Le degré « pathologique » : les EIG sont dissimulés, les déclarants rejetés et les erreurs couvertes.

Le degré « réactif » : la sécurité des soins est prise au sérieux et des actions sont mises en place lorsque des EIG surviennent.

Le degré « bureaucratique » : des systèmes sont organisés pour traiter les risques identifiés, mais les EIG sont peu exploités et des responsables restent recherchés et sanctionnés. Les groupes de travail prolifèrent au détriment des actions.

Le degré « proactif » : l’alerte est permanente et les problèmes de sécurité des soins qui pourraient survenir sont présents dans les esprits.

Le degré « génératif » : la gestion de la sécurité des soins est intégrée dans chaque activité. L’information est recherchée, les déclarants encouragés, les erreurs sont analysées et des actions d’amélioration sont proposées rapidement.

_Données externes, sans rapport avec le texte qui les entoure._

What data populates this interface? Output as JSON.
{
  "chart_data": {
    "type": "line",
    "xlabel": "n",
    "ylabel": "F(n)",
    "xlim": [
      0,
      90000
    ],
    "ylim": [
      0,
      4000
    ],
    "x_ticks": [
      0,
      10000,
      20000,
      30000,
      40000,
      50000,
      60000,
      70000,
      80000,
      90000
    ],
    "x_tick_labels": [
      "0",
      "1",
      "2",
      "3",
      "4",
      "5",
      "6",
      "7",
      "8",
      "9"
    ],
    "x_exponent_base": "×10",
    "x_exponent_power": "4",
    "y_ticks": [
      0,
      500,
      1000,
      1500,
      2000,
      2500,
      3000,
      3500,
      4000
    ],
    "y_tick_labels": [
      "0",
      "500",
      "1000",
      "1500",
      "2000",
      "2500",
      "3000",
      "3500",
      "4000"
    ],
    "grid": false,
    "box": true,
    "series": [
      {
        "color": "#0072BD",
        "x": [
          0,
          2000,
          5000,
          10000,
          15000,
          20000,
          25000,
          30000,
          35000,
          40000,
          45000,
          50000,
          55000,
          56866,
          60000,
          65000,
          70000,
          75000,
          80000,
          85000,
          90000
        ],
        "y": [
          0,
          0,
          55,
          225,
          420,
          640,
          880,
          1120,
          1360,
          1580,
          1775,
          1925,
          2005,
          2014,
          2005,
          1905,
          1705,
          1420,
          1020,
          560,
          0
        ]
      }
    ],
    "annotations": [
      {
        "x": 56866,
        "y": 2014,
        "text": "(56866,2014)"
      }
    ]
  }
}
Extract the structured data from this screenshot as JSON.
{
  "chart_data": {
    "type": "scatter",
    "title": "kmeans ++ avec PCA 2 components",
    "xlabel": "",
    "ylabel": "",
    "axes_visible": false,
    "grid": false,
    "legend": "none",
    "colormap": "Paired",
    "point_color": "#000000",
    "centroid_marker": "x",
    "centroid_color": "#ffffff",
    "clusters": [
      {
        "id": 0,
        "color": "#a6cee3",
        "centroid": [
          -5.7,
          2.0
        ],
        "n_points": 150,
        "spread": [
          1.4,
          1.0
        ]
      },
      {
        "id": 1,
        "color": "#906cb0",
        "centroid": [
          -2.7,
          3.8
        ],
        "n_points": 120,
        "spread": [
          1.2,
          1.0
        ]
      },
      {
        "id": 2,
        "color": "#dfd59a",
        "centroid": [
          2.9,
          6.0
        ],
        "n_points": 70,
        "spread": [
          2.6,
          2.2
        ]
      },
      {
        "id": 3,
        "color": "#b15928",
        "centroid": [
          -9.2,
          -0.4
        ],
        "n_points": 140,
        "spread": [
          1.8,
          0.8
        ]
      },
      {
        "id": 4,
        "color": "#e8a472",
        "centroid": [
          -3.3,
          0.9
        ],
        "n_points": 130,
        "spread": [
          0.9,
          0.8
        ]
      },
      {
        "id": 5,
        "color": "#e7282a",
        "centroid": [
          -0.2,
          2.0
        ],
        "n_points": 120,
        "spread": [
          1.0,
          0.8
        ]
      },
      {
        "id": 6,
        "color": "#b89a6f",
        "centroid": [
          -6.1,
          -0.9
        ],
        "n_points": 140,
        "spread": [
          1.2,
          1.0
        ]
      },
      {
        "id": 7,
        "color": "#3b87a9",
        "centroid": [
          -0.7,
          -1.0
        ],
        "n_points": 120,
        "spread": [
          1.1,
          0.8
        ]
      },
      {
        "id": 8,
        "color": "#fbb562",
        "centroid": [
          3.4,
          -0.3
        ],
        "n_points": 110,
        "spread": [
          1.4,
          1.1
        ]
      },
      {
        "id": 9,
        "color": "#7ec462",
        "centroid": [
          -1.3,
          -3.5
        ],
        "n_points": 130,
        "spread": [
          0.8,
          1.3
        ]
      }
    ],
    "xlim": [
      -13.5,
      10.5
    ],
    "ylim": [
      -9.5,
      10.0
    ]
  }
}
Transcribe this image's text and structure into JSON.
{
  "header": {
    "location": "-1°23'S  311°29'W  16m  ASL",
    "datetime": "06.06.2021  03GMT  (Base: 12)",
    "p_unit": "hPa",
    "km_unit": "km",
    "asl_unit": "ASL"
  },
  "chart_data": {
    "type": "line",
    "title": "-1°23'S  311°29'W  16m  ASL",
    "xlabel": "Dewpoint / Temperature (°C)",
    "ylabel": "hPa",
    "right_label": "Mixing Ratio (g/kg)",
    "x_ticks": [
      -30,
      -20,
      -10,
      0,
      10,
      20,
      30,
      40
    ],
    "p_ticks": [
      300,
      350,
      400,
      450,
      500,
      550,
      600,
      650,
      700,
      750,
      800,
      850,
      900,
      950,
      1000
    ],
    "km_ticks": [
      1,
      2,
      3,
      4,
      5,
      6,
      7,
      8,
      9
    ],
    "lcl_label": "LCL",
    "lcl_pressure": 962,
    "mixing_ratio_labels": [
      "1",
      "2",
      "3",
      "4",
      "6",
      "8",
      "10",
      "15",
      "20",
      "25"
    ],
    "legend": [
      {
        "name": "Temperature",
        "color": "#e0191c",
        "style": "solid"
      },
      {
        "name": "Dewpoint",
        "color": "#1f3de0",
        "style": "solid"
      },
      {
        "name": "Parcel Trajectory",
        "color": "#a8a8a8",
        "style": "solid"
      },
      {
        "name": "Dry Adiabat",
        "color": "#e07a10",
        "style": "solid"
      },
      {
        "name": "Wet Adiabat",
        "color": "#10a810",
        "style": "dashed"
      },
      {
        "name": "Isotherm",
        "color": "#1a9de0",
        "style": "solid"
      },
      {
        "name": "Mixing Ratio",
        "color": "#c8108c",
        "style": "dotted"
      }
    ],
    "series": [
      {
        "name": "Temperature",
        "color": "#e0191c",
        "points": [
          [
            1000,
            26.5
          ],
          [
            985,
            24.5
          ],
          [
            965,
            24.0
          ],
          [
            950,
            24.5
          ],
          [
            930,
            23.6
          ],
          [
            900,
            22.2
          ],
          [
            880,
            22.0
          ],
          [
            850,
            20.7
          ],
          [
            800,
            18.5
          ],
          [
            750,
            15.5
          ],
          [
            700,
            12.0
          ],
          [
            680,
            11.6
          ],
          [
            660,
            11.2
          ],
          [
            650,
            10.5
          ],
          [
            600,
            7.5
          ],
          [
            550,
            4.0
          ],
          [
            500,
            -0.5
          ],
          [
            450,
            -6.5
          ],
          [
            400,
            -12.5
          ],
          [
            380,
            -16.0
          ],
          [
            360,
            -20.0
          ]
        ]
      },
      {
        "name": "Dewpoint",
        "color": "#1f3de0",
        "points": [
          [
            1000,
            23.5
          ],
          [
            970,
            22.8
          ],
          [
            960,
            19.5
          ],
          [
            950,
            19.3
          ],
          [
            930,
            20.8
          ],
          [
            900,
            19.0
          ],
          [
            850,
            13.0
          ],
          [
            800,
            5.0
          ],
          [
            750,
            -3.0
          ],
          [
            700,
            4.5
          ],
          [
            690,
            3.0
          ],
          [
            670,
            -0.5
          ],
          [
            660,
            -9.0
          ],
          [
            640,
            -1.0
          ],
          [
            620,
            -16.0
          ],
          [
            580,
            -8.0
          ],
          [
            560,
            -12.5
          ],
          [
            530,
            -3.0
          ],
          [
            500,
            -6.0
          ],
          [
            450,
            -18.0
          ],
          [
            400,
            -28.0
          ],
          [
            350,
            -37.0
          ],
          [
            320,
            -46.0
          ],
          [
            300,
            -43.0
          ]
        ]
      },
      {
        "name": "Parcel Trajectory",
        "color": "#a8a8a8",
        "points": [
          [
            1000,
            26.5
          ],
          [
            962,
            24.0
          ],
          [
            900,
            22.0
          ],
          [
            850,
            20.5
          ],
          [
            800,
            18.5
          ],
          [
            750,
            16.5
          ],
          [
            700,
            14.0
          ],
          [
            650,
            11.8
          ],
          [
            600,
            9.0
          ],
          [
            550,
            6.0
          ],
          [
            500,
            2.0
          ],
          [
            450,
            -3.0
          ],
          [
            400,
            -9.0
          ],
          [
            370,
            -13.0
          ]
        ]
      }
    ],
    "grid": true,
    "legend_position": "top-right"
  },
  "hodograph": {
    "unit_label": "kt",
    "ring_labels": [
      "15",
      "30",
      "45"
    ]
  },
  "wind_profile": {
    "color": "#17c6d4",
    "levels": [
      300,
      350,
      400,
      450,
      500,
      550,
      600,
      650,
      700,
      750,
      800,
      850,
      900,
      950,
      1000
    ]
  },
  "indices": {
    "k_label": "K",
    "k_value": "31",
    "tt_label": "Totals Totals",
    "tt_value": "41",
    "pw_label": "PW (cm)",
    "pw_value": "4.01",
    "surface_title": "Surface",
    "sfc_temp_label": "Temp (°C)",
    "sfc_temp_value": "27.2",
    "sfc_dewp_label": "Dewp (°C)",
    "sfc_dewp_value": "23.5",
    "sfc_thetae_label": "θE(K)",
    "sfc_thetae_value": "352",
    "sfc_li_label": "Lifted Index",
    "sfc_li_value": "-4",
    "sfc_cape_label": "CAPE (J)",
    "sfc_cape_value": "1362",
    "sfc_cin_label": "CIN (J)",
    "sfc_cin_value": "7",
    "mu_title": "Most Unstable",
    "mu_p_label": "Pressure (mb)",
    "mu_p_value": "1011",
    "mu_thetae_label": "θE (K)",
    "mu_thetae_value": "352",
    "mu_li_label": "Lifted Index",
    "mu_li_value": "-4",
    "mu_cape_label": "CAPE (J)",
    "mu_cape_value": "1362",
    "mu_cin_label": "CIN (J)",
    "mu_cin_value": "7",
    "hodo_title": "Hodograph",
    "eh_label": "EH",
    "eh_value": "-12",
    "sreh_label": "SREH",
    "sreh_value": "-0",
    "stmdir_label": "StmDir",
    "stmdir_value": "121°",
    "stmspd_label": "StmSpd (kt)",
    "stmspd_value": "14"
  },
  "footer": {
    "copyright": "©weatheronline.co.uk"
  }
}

In fine, signaler les événements indésirables n’a qu’un seul objectif : sécuriser la prise en charge du patient. La transparence est donc également de mise envers lui : il doit être le premier informé. La Haute autorité de santé a publié en mars 2011 un guide intitulé Annonce d’un dommage associé aux soins, dans le but d’aider les équipes dans cette démarche délicate. Celle-ci, lorsqu’elle est bien menée, peut effectivement permettre de rétablir la confiance entre soignants et soigné, et de limiter la judiciarisation de ces événements.

SIGNALEMENT D’EIG

Le secteur médico-social, meilleur élève que l’hôpital

Selon une étude réalisée par l’ARS Ile-de-France et publiée en décembre dans le Bulletin épidémiologique hebdomadaire, les établissements médico-sociaux déclarent les événements indésirables graves (EIG) plus rapidement que les hôpitaux. L’équipe a analysé les 883 signalements d’EIG déclarés en 2012 et 2013, hors infections nosocomiales. Elle pointe une hausse significative des signalements entre 2012 et 2013, particulièrement dans le secteur médico-social, avec + 39 % de déclarations. Globalement, un quart des cas ont été déclarés dans les 24 heures. Le délai de signalement était toujours inférieur à 31 jours dans les établissements médico-sociaux, alors que 20 % des hôpitaux déclaraient au-delà d’un mois. Mais les EIG restent nettement sous-déclarés : s’appuyant sur les précédentes enquêtes nationales, l’ARS estime qu’elle devrait recevoir plus de 50 000 déclarations chaque année. Les motifs des 883 déclarations enregistrées en deux ans suggèrent que les événements dont la survenue expose l’établissement à un risque médiatique ou judiciaire sont davantage signalés. 59 % des signalements correspondaient en effet à des décès, un tiers concernaient des suicides ou des tentatives de suicide, 9 % étaient liés à des chutes, la même proportion à des complications maternelles et périnatales, et 5 % à des erreurs médicamenteuses.

QUATRE RÈGLES

Pour un système de signalement efficient :

> Encourager à signaler sans restriction.

> Assurer la confidentialité (du patient et du déclarant).

> Être non punitif.

> Être indépendant de toute autorité ayant un pouvoir de sanction, de toute autorité de régulation, à l’échelle nationale comme au sein des établissements.

Source : Organisation mondiale de la Santé, Alliance mondiale pour la sécurité des patients.